Mechanically, within the radius of their blindsense, a blind character functions as a character with normal vision, with the benefit that nothing can obscure their vision.
Within that radius, this makes them stronger than creatures with darkvision standing in darkness. They are immune to the effects of spells like fog cloud and darkness (and of course, spells that cause blindness), and their opponents gain no benefit from effects that render themselves invisible.
Outside that radius, everything is heavily obscured and opponents have the benefit that they don’t need to use those spells or effects (conserving resources). The character has disadvantage on attack rolls against opponents at this range, while these opponents have advantage on attack rolls against the character.
By focusing on melee combat (unarmed strikes) the monk is able to take advantage of some of the above benefits simply by staying close to the enemy. Even deflect missiles, since it doesn’t depend on sight1, works as normal, mitigating some of their weakness against ranged attacks.
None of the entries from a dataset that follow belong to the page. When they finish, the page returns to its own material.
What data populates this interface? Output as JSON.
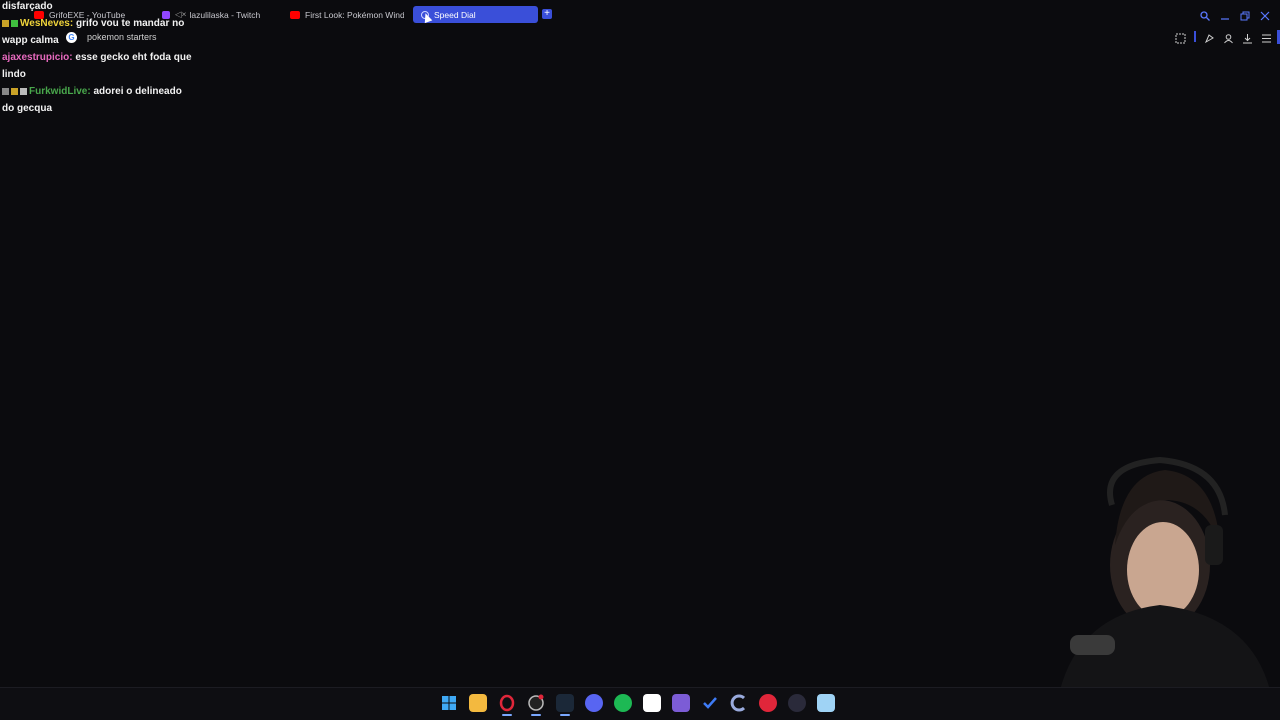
{
  "browser": {
    "tabs": [
      {
        "label": "GrifoEXE - YouTube",
        "icon": "youtube-icon",
        "color": "#ff0000"
      },
      {
        "label": "lazulilaska - Twitch",
        "icon": "twitch-icon",
        "color": "#9146ff"
      },
      {
        "label": "First Look: Pokémon Wind",
        "icon": "youtube-icon",
        "color": "#ff0000"
      },
      {
        "label": "Speed Dial",
        "icon": "speed-dial-icon",
        "color": "#3a4fd9"
      }
    ],
    "new_tab_label": "+",
    "address_suggestion": "pokemon starters",
    "google_glyph": "G",
    "accent": "#3a4fd9"
  },
  "chat": {
    "overlay_line_1": "disfarçado",
    "messages": [
      {
        "user": "WesNeves",
        "text_line1": "grifo vou te mandar no",
        "text_line2": "wapp calma"
      },
      {
        "user": "ajaxestrupicio",
        "text_line1": "esse gecko eht foda que",
        "text_line2": "lindo"
      },
      {
        "user": "FurkwidLive",
        "text_line1": "adorei o delineado",
        "text_line2": "do gecqua"
      }
    ],
    "separator": ":"
  },
  "taskbar": {
    "icons": [
      "windows-start-icon",
      "file-explorer-icon",
      "opera-gx-icon",
      "obs-icon",
      "steam-icon",
      "discord-icon",
      "spotify-icon",
      "notion-icon",
      "obsidian-icon",
      "todo-icon",
      "ccleaner-icon",
      "red-app-icon",
      "arrow-app-icon",
      "notepad-icon"
    ]
  }
}
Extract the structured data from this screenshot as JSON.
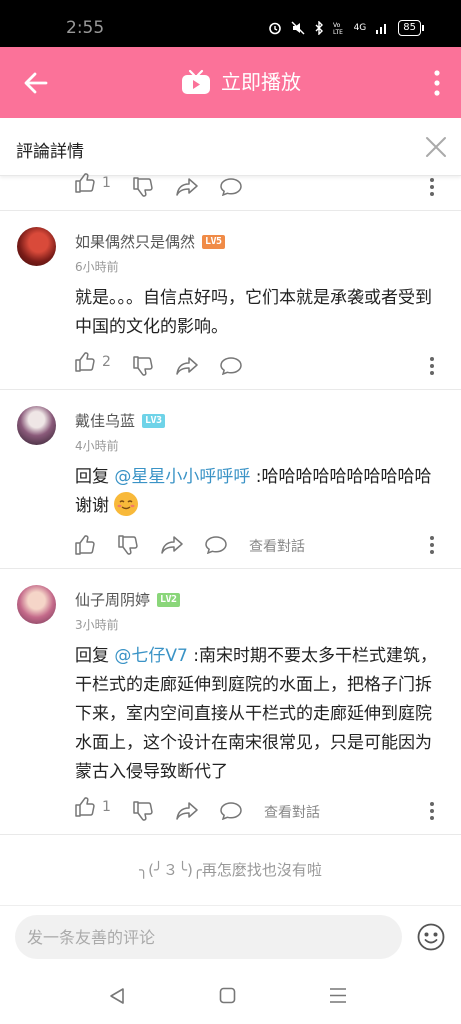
{
  "status_bar": {
    "time": "2:55",
    "network": "4G",
    "battery": "85"
  },
  "app_bar": {
    "title": "立即播放"
  },
  "subheader": {
    "title": "評論詳情"
  },
  "top_actions": {
    "like_count": "1"
  },
  "comments": [
    {
      "username": "如果偶然只是偶然",
      "level": "LV5",
      "time": "6小時前",
      "text": "就是。。。自信点好吗，它们本就是承袭或者受到中国的文化的影响。",
      "like_count": "2"
    },
    {
      "username": "戴佳乌蓝",
      "level": "LV3",
      "time": "4小時前",
      "reply_prefix": "回复 ",
      "mention": "@星星小小呼呼呼",
      "text": " :哈哈哈哈哈哈哈哈哈哈谢谢",
      "emoji": "smile-emoji",
      "view_conversation": "查看對話"
    },
    {
      "username": "仙子周阴婷",
      "level": "LV2",
      "time": "3小時前",
      "reply_prefix": "回复 ",
      "mention": "@七仔V7",
      "text": " :南宋时期不要太多干栏式建筑，干栏式的走廊延伸到庭院的水面上，把格子门拆下来，室内空间直接从干栏式的走廊延伸到庭院水面上，这个设计在南宋很常见，只是可能因为蒙古入侵导致断代了",
      "like_count": "1",
      "view_conversation": "查看對話"
    }
  ],
  "end_message": "╮(╯３╰)╭再怎麼找也沒有啦",
  "comment_input": {
    "placeholder": "发一条友善的评论",
    "value": ""
  },
  "colors": {
    "accent": "#fb7299",
    "mention": "#3a93c6",
    "lv5": "#f08b47",
    "lv3": "#6ed3e8",
    "lv2": "#8ad67a"
  }
}
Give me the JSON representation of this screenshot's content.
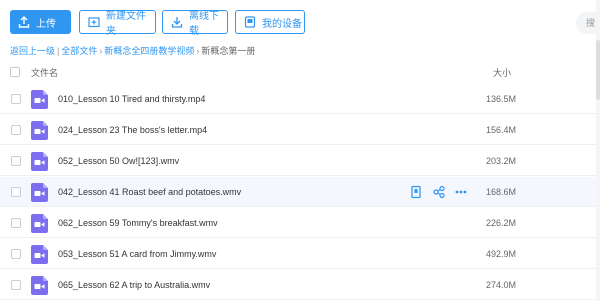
{
  "toolbar": {
    "upload": "上传",
    "new_folder": "新建文件夹",
    "offline_download": "离线下载",
    "my_devices": "我的设备",
    "search_placeholder": "搜"
  },
  "breadcrumb": {
    "back": "返回上一级",
    "all_files": "全部文件",
    "parent": "新概念全四册教学视频",
    "current": "新概念第一册"
  },
  "columns": {
    "name": "文件名",
    "size": "大小"
  },
  "files": [
    {
      "name": "010_Lesson 10 Tired and thirsty.mp4",
      "size": "136.5M"
    },
    {
      "name": "024_Lesson 23 The boss's letter.mp4",
      "size": "156.4M"
    },
    {
      "name": "052_Lesson 50 Ow![123].wmv",
      "size": "203.2M"
    },
    {
      "name": "042_Lesson 41 Roast beef and potatoes.wmv",
      "size": "168.6M"
    },
    {
      "name": "062_Lesson 59 Tommy's breakfast.wmv",
      "size": "226.2M"
    },
    {
      "name": "053_Lesson 51 A card from Jimmy.wmv",
      "size": "492.9M"
    },
    {
      "name": "065_Lesson 62 A trip to Australia.wmv",
      "size": "274.0M"
    }
  ],
  "row_actions": [
    "share-link-icon",
    "share-icon",
    "more-icon"
  ],
  "colors": {
    "accent": "#2f96f2",
    "video_icon": "#7b6ff0"
  }
}
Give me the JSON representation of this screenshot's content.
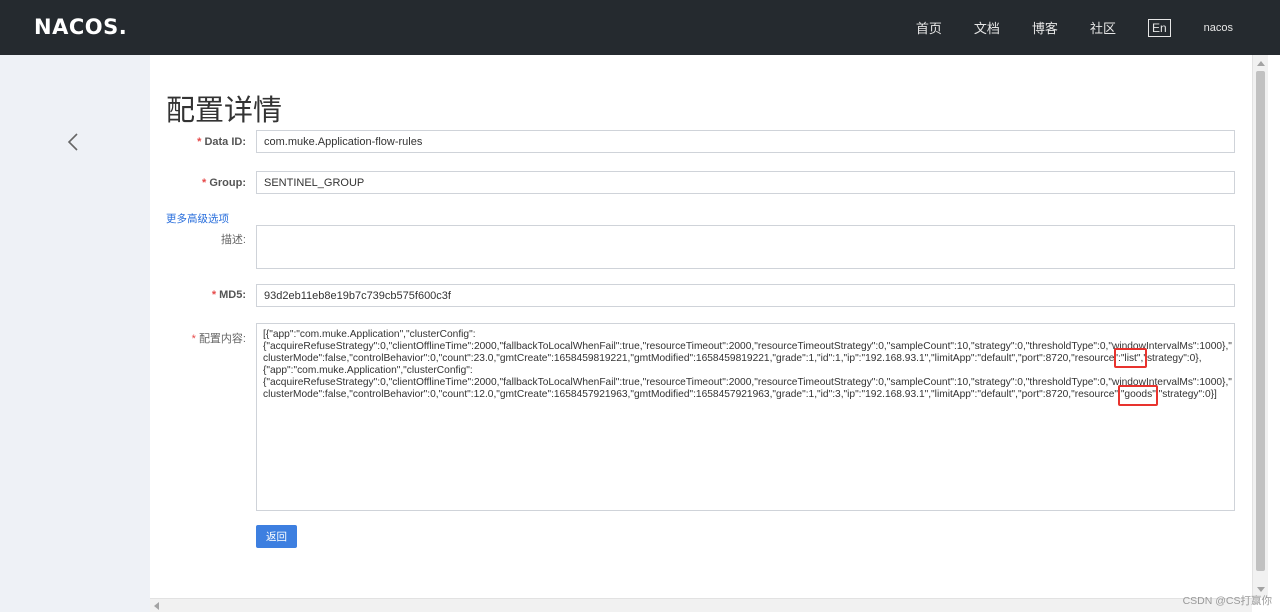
{
  "header": {
    "logo": "NACOS.",
    "nav": [
      "首页",
      "文档",
      "博客",
      "社区"
    ],
    "lang": "En",
    "user": "nacos"
  },
  "page": {
    "title": "配置详情",
    "advanced_link": "更多高级选项",
    "back_button": "返回",
    "watermark": "CSDN @CS打赢你"
  },
  "form": {
    "data_id": {
      "label": "Data ID:",
      "value": "com.muke.Application-flow-rules"
    },
    "group": {
      "label": "Group:",
      "value": "SENTINEL_GROUP"
    },
    "description": {
      "label": "描述:",
      "value": ""
    },
    "md5": {
      "label": "MD5:",
      "value": "93d2eb11eb8e19b7c739cb575f600c3f"
    },
    "content": {
      "label": "配置内容:",
      "lines": [
        "[{\"app\":\"com.muke.Application\",\"clusterConfig\":",
        "{\"acquireRefuseStrategy\":0,\"clientOfflineTime\":2000,\"fallbackToLocalWhenFail\":true,\"resourceTimeout\":2000,\"resourceTimeoutStrategy\":0,\"sampleCount\":10,\"strategy\":0,\"thresholdType\":0,\"windowIntervalMs\":1000},\"",
        "clusterMode\":false,\"controlBehavior\":0,\"count\":23.0,\"gmtCreate\":1658459819221,\"gmtModified\":1658459819221,\"grade\":1,\"id\":1,\"ip\":\"192.168.93.1\",\"limitApp\":\"default\",\"port\":8720,\"resource\":\"list\",\"strategy\":0},",
        "{\"app\":\"com.muke.Application\",\"clusterConfig\":",
        "{\"acquireRefuseStrategy\":0,\"clientOfflineTime\":2000,\"fallbackToLocalWhenFail\":true,\"resourceTimeout\":2000,\"resourceTimeoutStrategy\":0,\"sampleCount\":10,\"strategy\":0,\"thresholdType\":0,\"windowIntervalMs\":1000},\"",
        "clusterMode\":false,\"controlBehavior\":0,\"count\":12.0,\"gmtCreate\":1658457921963,\"gmtModified\":1658457921963,\"grade\":1,\"id\":3,\"ip\":\"192.168.93.1\",\"limitApp\":\"default\",\"port\":8720,\"resource\":\"goods\",\"strategy\":0}]"
      ]
    }
  },
  "colors": {
    "header_bg": "#252a2f",
    "accent": "#3d7fe0",
    "link": "#2a6fdc",
    "required": "#e64a4a",
    "highlight": "#e8332e"
  }
}
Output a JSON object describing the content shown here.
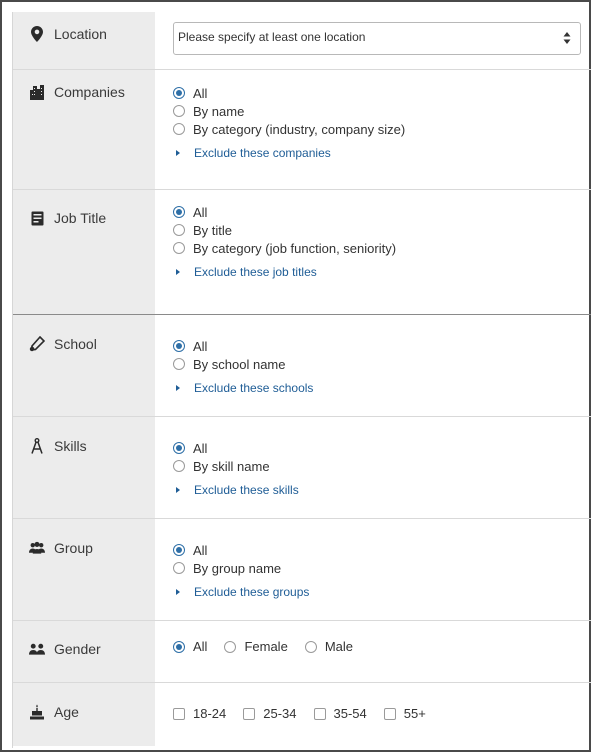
{
  "location": {
    "label": "Location",
    "icon": "map-pin-icon",
    "select_value": "Please specify at least one location"
  },
  "companies": {
    "label": "Companies",
    "icon": "buildings-icon",
    "options": [
      "All",
      "By name",
      "By category (industry, company size)"
    ],
    "selected": 0,
    "exclude": "Exclude these companies"
  },
  "job_title": {
    "label": "Job Title",
    "icon": "id-card-icon",
    "options": [
      "All",
      "By title",
      "By category (job function, seniority)"
    ],
    "selected": 0,
    "exclude": "Exclude these job titles"
  },
  "school": {
    "label": "School",
    "icon": "diploma-icon",
    "options": [
      "All",
      "By school name"
    ],
    "selected": 0,
    "exclude": "Exclude these schools"
  },
  "skills": {
    "label": "Skills",
    "icon": "compass-icon",
    "options": [
      "All",
      "By skill name"
    ],
    "selected": 0,
    "exclude": "Exclude these skills"
  },
  "group": {
    "label": "Group",
    "icon": "group-icon",
    "options": [
      "All",
      "By group name"
    ],
    "selected": 0,
    "exclude": "Exclude these groups"
  },
  "gender": {
    "label": "Gender",
    "icon": "people-icon",
    "options": [
      "All",
      "Female",
      "Male"
    ],
    "selected": 0
  },
  "age": {
    "label": "Age",
    "icon": "cake-icon",
    "options": [
      "18-24",
      "25-34",
      "35-54",
      "55+"
    ]
  },
  "colors": {
    "accent": "#2e6fa7",
    "link": "#1f5d96",
    "label_bg": "#ececec"
  }
}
In addition, the Way of Shadow monk will be able to cast darkness without hindering their own “sight”. Even the Way of the Four Elements monk is not significantly limited, as very few of their “spells” rely on sight.
All in all blindsight is a decent way to wave off the mechanical disadvantages of blindness, and a clever player can even take advantage of some of the above benefits. I would advise against including tremorsense though. If you look carefully you’ll see that is specific to burrowing monsters. Blindsight alone, even limited to 15 ft., is sufficient for this build.
1. As @SeriousBri points out, features that require sight will say “that you can see”; compare the Hunter Ranger’s uncanny dodge.